By Nizamuddin Ahmad Siddiqui
As I write this piece, the public discourse is filled with noise – both in support of and against the decry by Emmanuel Macron, the French President, that “Islam is in crisis”. In his latest interview with Al Jazeera, Macron underlines his intention to protect the “freedom of thought, speech, and drawing” without “taking sides”.
The reality stands, however, different from what he mentions – more than sixty mosques and religious centres have been closed, multiple arrests made and the controversial Charlie Hebdo cartoons projected on important public buildings.
The facts preceding these events provide the context – speeches by the French President which many say singled out Islam; the brutal murder of a school teacher, Samuel Paty, by a Muslim immigrant; multiple killings at a cathedral at Nice, again by a Muslim; multiple stabbing of Muslim women at Eiffel Tower in Paris, which largely went unnoticed from the media glare; large scale protests by Muslim throughout the world leading to the economic boycott of French products; and Turkey and Pakistan publicly denouncing Macron’s statements.
These are indeed troubled times!
In the midst of all this, I am reminded of a conversation with a friend many years back. Upon finding me religiously inclined, he had asked, “why are the Muslims so violent world-over?” He was an agnostic borne out of an inter-religious marriage between a Muslim and a Hindu. I asked if he had any Muslim friends and how many of them he had found violent. Having been friends with numerous Muslims since his childhood he remained silent to my question. His second query was even more interesting – “why do Muslims not condemn the violence in the name of Islam?” I remember I had replied, “for any condemnation to gain acceptance, the Muslim citizenry must be seen as the first victim of such radical discourse.”

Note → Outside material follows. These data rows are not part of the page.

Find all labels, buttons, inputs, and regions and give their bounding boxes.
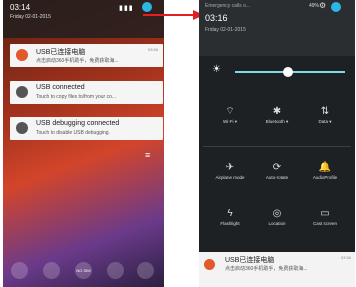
notification-usb-360[interactable]: USB已连接电脑 点击启动360手机助手，免费获取海... 03:56 <box>10 44 163 67</box>
left-phone-screen: 03:14 Friday 02-01-2015 ▮▮▮ USB已连接电脑 点击启… <box>3 0 164 287</box>
browser-app-icon[interactable] <box>137 262 154 279</box>
data-icon: ⇅ <box>320 106 330 117</box>
notification-title: USB已连接电脑 <box>225 257 275 264</box>
status-icons: ▮▮▮ <box>119 5 134 12</box>
tile-flashlight[interactable]: ϟ Flashlight <box>205 206 255 240</box>
brightness-slider-knob[interactable] <box>283 67 293 77</box>
airplane-icon: ✈ <box>225 162 235 173</box>
clear-all-icon[interactable]: ≡ <box>145 150 156 160</box>
gear-icon[interactable]: ⚙ <box>319 1 326 10</box>
notification-title: USB已连接电脑 <box>36 49 86 56</box>
auto-rotate-icon: ⟳ <box>272 162 282 173</box>
sim-app-icon[interactable]: NO SIM <box>75 262 92 279</box>
wifi-icon: ⌔ <box>225 106 235 117</box>
tile-location[interactable]: ◎ Location <box>252 206 302 240</box>
android-debug-icon <box>16 122 28 134</box>
tile-airplane-mode[interactable]: ✈ Airplane mode <box>205 160 255 194</box>
battery-level: 49% <box>309 3 320 9</box>
notification-usb-360[interactable]: USB已连接电脑 点击启动360手机助手，免费获取海... 03:56 <box>199 252 355 287</box>
tile-label: Bluetooth ▾ <box>265 119 289 124</box>
tile-label: Data ▾ <box>318 119 332 124</box>
messages-app-icon[interactable] <box>107 262 124 279</box>
usb-icon <box>16 86 28 98</box>
tile-label: AudioProfile <box>312 175 338 180</box>
clock: 03:16 <box>205 13 228 23</box>
notification-title: USB connected <box>36 84 85 91</box>
notification-subtitle: Touch to disable USB debugging. <box>36 130 110 136</box>
notification-subtitle: 点击启动360手机助手，免费获取海... <box>225 266 308 272</box>
date: Friday 02-01-2015 <box>10 14 51 20</box>
tile-cast-screen[interactable]: ▭ Cast screen <box>300 206 350 240</box>
notification-time: 03:56 <box>340 255 351 260</box>
status-header: 03:14 Friday 02-01-2015 ▮▮▮ <box>3 0 164 38</box>
location-icon: ◎ <box>272 208 282 219</box>
notification-usb-connected[interactable]: USB connected Touch to copy files to/fro… <box>10 81 163 104</box>
notification-title: USB debugging connected <box>36 120 120 127</box>
tile-label: Location <box>268 221 286 226</box>
clock: 03:14 <box>10 3 31 12</box>
home-dock: NO SIM <box>3 257 164 287</box>
divider <box>203 146 351 147</box>
bell-icon: 🔔 <box>318 162 332 173</box>
360-icon <box>16 49 28 61</box>
tile-label: Wi-Fi ▾ <box>222 119 237 124</box>
360-icon <box>204 259 215 270</box>
tile-audio-profile[interactable]: 🔔 AudioProfile <box>300 160 350 194</box>
tile-bluetooth[interactable]: ✱ Bluetooth ▾ <box>252 104 302 138</box>
date: Friday 02-01-2015 <box>205 27 246 33</box>
tile-data[interactable]: ⇅ Data ▾ <box>300 104 350 138</box>
flashlight-icon: ϟ <box>227 208 233 219</box>
notification-subtitle: 点击启动360手机助手，免费获取海... <box>36 58 119 64</box>
tile-auto-rotate[interactable]: ⟳ Auto-rotate <box>252 160 302 194</box>
notification-subtitle: Touch to copy files to/from your co... <box>36 94 117 100</box>
phone-app-icon[interactable] <box>11 262 28 279</box>
notification-usb-debugging[interactable]: USB debugging connected Touch to disable… <box>10 117 163 140</box>
brightness-icon: ☀ <box>212 64 221 75</box>
red-arrow-icon <box>143 10 204 20</box>
user-avatar-icon[interactable] <box>331 2 341 12</box>
carrier-label: Emergency calls o... <box>205 3 251 9</box>
contacts-app-icon[interactable] <box>43 262 60 279</box>
tile-label: Airplane mode <box>215 175 245 180</box>
tile-label: Cast screen <box>312 221 337 226</box>
cast-icon: ▭ <box>320 208 330 219</box>
notification-time: 03:56 <box>147 47 158 52</box>
tile-label: Flashlight <box>220 221 240 226</box>
tile-wifi[interactable]: ⌔ Wi-Fi ▾ <box>205 104 255 138</box>
right-phone-screen: Emergency calls o... 49% ⚙ 03:16 Friday … <box>199 0 355 287</box>
tile-label: Auto-rotate <box>265 175 289 180</box>
bluetooth-icon: ✱ <box>272 106 282 117</box>
quick-settings-header: Emergency calls o... 49% ⚙ 03:16 Friday … <box>199 0 355 56</box>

The French situation is similar in many respects. Almost everyone is asking questions that are fundamental to the Muslim identity – why does Islam seem so inherently violent? Why are Muslims so sensitive about their faith? Why Muslims, in minority, cannot adjust to the cultural values of the majority? Is Islam actually in crisis? Do we need a state-regulated definition of Islam? Could there be a French Islam or a European version of Islam? The queries seem endless.
Can we navigate through this complex maze of questions? Can we find suitable answers? Yes, we can. But that would require us to – first, identify the Muslim citizenry as the victim of such discourse, much like the others; and second, to give Muslims the required spaces to forge dialogues, and help shape the public political discourse on these issues. In nutshell, these questions cannot be addressed by anyone else on behalf of the Muslim citizenry.
The discourse on political Islam is being forged in the name of Islam and in a manner which endangers the socio-political existence of the Muslim citizenry. It is our duty to not let this happen. The state must step in to enable capacities within the Muslim civic life that have the potential to foster such public engagements. In the end, the culture of dialogue and reconciliation towards finding solutions to the questions cannot but emanate from within the Muslim public psyche, and for that, the Muslim psyche must be allowed to disown such rancour.
The Muslim public psyche is, however, in crisis today. The crisis is not because of any lack of capacity to forge public opinion, but due to the lack of proper representation to foster any public discourse.
Macron is not right when he says, “secularism never killed anyone”. The French secularism has constantly stabbed the Muslim public psyche in its heart while pushing the citizenry further away from any meaningful public engagement.
Reviving Charlie Hebdo, and aligning it with French Laïcité, is the latest example of such an onslaught. It has not merely normalized the radical Islam discourse in the public dialogue but also ended up classifying the entire Muslim population as a potential suspect.
The Muslim citizenry must be given spaces of peaceful protests and must be allowed to have a dialogue with the state machinery instead of making it the target of having “bad intentions” and “radical ideas”. The state needs to appreciate the fact that freedom of “religion and conscience” is as much important as the freedom of “speech and expression”. And that none can be prioritized over the other to define the “secular” nature of the state.
The idea of secularism can never be an imposition by the state. It is an issue of belongingness and must be forged through collective action and mutual dialogue arising from within the citizenry. The state must not inject its psychology in the process. When the state steps in to enforce “principles” and “values” against its citizenry, it only alienates them from civic life and forces them to gain acceptance only at the margins of statehood.
After-all, the Muslim population in France is not entirely a first-generation immigrant. The majority of Muslims, coming from the North African region, have lived on the French soil, shaped the French identity and its cultural foundations since half a century now. They have been the subject of the French colonial actions in the past; have continued to live at the margins of French civic life, and now face the secular onslaught with the mainstreaming of the “radical” Islam.
Macron, unfortunately, has brought the French society at the cross-roads to conflict, and the road to exit seems a long drive from here.
The author is Senior Research Fellow at Jindal Global Law School, OP Jindal Global University.